Dernières nouvelles du LHC : la machine est pleine !

La montée en intensité s’est achevée le 5 mai, soit avec 10 jours d’avance ; dès maintenant, le LHC contiendra des faisceaux de 2 556 paquets chacun

|

LHC Report: The LHC is full!

L’ascension rapide de la courbe de la luminosité intégrée pour 2018. Pour ceux qui ont tendance à extrapoler, nous rappelons que des arrêts techniques, des sessions de développement machine et des exploitations spéciales pour la physique sont prévus.

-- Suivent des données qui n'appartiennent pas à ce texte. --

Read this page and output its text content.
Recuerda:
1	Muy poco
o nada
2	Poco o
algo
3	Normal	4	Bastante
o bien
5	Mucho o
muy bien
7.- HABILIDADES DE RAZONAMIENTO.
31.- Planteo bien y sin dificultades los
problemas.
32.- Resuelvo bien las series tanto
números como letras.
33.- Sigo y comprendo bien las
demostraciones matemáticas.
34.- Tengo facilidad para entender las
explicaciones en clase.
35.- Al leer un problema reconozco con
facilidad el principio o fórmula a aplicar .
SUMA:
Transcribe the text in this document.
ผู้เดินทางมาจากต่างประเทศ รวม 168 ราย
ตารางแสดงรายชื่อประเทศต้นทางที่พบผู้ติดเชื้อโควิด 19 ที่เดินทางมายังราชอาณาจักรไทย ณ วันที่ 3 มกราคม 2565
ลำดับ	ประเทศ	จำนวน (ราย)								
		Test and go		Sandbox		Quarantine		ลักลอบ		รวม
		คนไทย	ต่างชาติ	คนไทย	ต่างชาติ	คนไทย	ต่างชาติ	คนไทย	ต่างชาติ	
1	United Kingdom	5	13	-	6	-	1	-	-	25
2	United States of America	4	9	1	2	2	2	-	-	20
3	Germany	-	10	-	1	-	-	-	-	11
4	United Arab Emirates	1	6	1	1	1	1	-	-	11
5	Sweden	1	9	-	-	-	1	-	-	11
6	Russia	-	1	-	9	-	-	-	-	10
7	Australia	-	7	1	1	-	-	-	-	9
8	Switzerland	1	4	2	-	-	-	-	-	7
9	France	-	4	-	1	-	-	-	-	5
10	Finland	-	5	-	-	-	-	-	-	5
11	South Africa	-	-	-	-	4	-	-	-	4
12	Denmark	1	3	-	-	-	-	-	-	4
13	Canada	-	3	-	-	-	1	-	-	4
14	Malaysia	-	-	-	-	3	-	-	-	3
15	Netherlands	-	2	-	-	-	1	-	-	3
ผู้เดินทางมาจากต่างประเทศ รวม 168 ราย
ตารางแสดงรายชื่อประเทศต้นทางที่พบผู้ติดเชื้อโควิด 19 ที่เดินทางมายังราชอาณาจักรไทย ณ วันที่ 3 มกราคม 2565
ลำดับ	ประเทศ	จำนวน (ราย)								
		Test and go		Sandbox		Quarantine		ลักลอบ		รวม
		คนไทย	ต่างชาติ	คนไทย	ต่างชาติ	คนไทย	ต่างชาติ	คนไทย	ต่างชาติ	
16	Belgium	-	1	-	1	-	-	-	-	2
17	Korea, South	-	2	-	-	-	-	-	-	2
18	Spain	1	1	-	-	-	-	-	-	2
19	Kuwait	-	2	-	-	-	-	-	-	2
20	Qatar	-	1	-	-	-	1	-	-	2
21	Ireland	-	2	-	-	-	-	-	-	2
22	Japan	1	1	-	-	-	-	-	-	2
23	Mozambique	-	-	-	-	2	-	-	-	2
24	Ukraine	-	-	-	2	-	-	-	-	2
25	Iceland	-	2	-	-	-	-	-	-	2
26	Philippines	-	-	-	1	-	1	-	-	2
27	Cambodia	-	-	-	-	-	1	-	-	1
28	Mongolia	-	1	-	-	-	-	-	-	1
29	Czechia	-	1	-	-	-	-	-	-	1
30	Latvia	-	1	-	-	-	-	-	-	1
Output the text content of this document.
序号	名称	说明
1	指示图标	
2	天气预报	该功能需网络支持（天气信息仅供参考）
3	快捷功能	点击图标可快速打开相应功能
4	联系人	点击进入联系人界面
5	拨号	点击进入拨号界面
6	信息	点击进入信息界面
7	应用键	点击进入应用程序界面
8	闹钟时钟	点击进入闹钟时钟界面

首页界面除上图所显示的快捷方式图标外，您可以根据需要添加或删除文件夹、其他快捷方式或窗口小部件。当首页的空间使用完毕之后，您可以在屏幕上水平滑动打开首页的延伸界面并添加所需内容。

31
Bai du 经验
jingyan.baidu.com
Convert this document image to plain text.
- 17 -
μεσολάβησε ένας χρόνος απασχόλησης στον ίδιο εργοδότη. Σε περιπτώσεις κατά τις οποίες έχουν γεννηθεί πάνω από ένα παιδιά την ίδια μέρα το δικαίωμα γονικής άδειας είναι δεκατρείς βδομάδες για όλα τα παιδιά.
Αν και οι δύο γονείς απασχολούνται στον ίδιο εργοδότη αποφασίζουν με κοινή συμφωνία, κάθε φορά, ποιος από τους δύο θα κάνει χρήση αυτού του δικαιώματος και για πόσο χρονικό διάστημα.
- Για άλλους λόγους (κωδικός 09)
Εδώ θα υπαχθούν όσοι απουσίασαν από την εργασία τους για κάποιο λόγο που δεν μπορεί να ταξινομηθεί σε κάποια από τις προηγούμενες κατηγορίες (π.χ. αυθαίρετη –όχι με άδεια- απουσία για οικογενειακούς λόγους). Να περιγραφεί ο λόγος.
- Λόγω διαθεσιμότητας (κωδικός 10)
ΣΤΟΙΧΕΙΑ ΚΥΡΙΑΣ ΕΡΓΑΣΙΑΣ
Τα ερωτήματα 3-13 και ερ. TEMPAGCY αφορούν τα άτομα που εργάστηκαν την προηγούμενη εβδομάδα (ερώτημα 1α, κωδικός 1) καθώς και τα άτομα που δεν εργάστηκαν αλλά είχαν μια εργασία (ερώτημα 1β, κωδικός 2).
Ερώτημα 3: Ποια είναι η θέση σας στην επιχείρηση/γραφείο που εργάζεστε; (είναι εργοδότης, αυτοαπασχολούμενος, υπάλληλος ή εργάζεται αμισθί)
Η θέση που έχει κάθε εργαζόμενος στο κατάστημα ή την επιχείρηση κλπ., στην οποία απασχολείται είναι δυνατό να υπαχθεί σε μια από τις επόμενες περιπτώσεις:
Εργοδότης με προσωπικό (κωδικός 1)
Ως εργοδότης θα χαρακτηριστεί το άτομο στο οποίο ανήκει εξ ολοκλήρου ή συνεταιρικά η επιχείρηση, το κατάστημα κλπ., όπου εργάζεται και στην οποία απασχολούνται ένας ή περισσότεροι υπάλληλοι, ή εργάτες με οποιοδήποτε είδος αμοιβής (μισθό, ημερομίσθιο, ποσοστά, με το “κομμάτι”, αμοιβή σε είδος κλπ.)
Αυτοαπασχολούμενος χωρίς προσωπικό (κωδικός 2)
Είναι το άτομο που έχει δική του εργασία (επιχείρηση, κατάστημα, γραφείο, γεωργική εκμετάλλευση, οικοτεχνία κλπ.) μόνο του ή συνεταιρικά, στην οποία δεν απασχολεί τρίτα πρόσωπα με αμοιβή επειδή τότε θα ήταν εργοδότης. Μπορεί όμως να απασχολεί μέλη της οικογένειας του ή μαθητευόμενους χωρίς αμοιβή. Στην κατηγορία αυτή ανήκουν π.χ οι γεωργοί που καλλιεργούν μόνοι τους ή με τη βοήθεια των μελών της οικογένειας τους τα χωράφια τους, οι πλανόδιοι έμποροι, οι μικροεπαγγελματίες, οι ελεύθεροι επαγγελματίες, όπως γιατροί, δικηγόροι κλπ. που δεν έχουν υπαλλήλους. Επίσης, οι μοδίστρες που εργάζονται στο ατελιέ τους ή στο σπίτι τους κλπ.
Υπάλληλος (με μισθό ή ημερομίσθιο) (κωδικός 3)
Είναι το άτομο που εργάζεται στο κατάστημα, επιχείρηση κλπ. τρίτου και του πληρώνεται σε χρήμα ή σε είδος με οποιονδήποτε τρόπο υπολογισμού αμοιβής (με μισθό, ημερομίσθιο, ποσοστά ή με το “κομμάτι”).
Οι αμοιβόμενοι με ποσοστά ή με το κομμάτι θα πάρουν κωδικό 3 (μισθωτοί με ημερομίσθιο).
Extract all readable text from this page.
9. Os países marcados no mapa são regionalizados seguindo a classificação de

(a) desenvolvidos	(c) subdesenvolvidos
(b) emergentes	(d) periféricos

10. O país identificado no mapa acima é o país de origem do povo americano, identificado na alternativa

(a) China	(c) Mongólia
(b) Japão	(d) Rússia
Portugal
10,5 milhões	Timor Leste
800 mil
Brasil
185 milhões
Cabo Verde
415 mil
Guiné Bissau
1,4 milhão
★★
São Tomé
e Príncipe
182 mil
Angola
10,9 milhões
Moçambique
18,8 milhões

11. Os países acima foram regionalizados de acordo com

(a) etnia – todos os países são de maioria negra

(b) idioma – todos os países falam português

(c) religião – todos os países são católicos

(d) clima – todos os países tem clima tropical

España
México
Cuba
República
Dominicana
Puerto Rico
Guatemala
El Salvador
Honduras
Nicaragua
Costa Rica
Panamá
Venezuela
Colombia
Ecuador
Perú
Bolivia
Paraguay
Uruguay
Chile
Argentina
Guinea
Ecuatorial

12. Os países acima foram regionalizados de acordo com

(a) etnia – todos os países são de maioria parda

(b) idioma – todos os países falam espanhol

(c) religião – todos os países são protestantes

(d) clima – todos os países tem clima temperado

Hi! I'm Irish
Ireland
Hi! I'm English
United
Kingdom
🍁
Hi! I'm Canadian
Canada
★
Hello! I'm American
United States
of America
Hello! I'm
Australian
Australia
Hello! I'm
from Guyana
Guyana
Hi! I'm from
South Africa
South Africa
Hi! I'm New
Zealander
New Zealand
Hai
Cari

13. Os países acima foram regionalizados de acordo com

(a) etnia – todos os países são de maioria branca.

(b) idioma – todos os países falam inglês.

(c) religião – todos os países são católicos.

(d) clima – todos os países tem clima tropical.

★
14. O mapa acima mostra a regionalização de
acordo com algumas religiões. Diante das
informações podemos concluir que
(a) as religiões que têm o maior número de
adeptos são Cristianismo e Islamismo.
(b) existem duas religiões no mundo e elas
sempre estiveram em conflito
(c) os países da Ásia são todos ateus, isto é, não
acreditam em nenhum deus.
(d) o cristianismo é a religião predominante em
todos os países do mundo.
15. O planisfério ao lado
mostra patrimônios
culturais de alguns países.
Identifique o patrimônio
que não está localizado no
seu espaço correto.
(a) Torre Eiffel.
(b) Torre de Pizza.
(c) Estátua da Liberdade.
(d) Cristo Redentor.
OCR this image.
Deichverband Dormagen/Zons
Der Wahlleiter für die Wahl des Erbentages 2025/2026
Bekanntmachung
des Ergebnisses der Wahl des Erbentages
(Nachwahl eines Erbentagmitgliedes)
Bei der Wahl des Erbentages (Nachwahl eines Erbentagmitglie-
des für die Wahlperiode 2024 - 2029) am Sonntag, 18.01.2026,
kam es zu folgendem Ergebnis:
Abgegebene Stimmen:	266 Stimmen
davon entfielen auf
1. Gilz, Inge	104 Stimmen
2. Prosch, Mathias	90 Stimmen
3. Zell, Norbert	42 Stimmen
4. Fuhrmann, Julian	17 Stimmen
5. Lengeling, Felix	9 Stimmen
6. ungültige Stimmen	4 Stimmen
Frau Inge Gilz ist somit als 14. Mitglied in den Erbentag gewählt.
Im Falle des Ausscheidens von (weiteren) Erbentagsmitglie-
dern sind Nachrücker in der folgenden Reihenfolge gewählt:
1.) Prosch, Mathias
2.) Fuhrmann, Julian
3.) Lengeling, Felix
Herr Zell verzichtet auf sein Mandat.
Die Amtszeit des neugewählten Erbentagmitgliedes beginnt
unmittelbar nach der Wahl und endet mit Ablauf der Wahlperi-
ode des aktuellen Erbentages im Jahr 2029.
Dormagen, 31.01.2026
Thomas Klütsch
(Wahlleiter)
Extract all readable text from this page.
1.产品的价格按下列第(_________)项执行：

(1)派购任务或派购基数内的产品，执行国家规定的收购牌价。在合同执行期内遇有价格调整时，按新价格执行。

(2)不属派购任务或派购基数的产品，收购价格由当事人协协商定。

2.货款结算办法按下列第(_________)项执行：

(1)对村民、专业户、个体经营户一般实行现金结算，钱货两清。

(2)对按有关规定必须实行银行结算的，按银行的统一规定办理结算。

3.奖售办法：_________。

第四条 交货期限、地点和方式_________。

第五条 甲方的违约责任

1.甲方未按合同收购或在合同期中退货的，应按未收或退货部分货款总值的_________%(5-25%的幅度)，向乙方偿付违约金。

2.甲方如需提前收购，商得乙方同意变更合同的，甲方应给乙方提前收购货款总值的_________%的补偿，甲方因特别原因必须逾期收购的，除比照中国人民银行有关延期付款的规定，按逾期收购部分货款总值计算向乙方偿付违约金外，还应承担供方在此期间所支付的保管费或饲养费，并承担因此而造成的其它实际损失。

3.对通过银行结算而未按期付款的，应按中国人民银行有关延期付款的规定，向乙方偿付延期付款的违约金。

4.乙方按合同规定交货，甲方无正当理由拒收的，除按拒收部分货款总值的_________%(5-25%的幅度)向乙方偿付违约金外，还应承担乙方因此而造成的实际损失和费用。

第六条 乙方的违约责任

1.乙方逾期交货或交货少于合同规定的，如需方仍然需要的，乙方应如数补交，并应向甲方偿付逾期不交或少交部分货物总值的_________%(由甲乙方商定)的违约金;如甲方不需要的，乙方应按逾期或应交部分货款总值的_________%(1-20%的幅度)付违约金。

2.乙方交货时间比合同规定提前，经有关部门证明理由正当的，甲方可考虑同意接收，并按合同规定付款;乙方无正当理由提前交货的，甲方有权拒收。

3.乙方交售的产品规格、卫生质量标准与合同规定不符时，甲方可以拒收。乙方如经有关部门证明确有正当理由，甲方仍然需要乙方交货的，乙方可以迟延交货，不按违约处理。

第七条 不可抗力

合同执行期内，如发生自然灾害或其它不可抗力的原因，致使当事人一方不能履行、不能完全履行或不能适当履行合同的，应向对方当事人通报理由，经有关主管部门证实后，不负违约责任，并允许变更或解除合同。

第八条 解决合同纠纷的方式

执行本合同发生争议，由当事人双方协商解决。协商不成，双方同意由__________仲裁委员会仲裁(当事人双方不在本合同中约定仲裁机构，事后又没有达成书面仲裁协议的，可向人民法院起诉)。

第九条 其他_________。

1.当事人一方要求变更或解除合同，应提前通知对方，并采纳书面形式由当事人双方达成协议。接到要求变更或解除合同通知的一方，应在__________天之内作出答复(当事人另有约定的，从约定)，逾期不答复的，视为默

Comme mentionné dans les Dernières nouvelles du LHC du numéro précédent, le LHC a reçu le 28 avril des faisceaux contenant 1 200 paquets et, pendant la campagne de nettoyage, une certaine activité a été observée dans l’interconnexion de la cellule 16L2, zone où, en 2017, des condensés de gaz avaient régulièrement causé des pertes de faisceaux. On ignorait à ce moment-là si cette activité était suffisamment sérieuse pour brider la performance de cette année, pour laquelle un plus grand nombre de paquets serait nécessaire. Pendant les étapes suivantes de la montée en intensité (soit avec 1551, 1887, 2175, 2319, 2460 et enfin 2556 paquets par faisceau), les pertes de faisceaux survenant dans la zone 16L2 ont été suivies de près. Ces pertes de faisceau sont de deux types : il y a d’une part une perte régulière et constante, qui dépend du nombre total de particules dans chaque faisceau. Ce type de perte reste largement au-dessous du seuil susceptible de provoquer un arrêt de faisceaux, grâce notamment à un solénoïde spécial qui a été installé pendant le second semestre de l’année 2017. Il y a d’autre part des « pics » de pertes de faisceaux, qui apparaissent de façon erratique ; ils viennent s’ajouter aux pertes constantes et peuvent potentiellement dépasser le seuil au-delà duquel un arrêt de faisceau est déclenché. Les pertes de faisceaux constantes tendent à augmenter avec le nombre de paquets, mais heureusement la fréquence des pics de pertes a baissé à mesure que le faisceau circulait dans la machine. L’entraînement a ainsi permis de faire disparaître ces pics, et il a donc été possible de remplir entièrement la machine pour l’exploitation.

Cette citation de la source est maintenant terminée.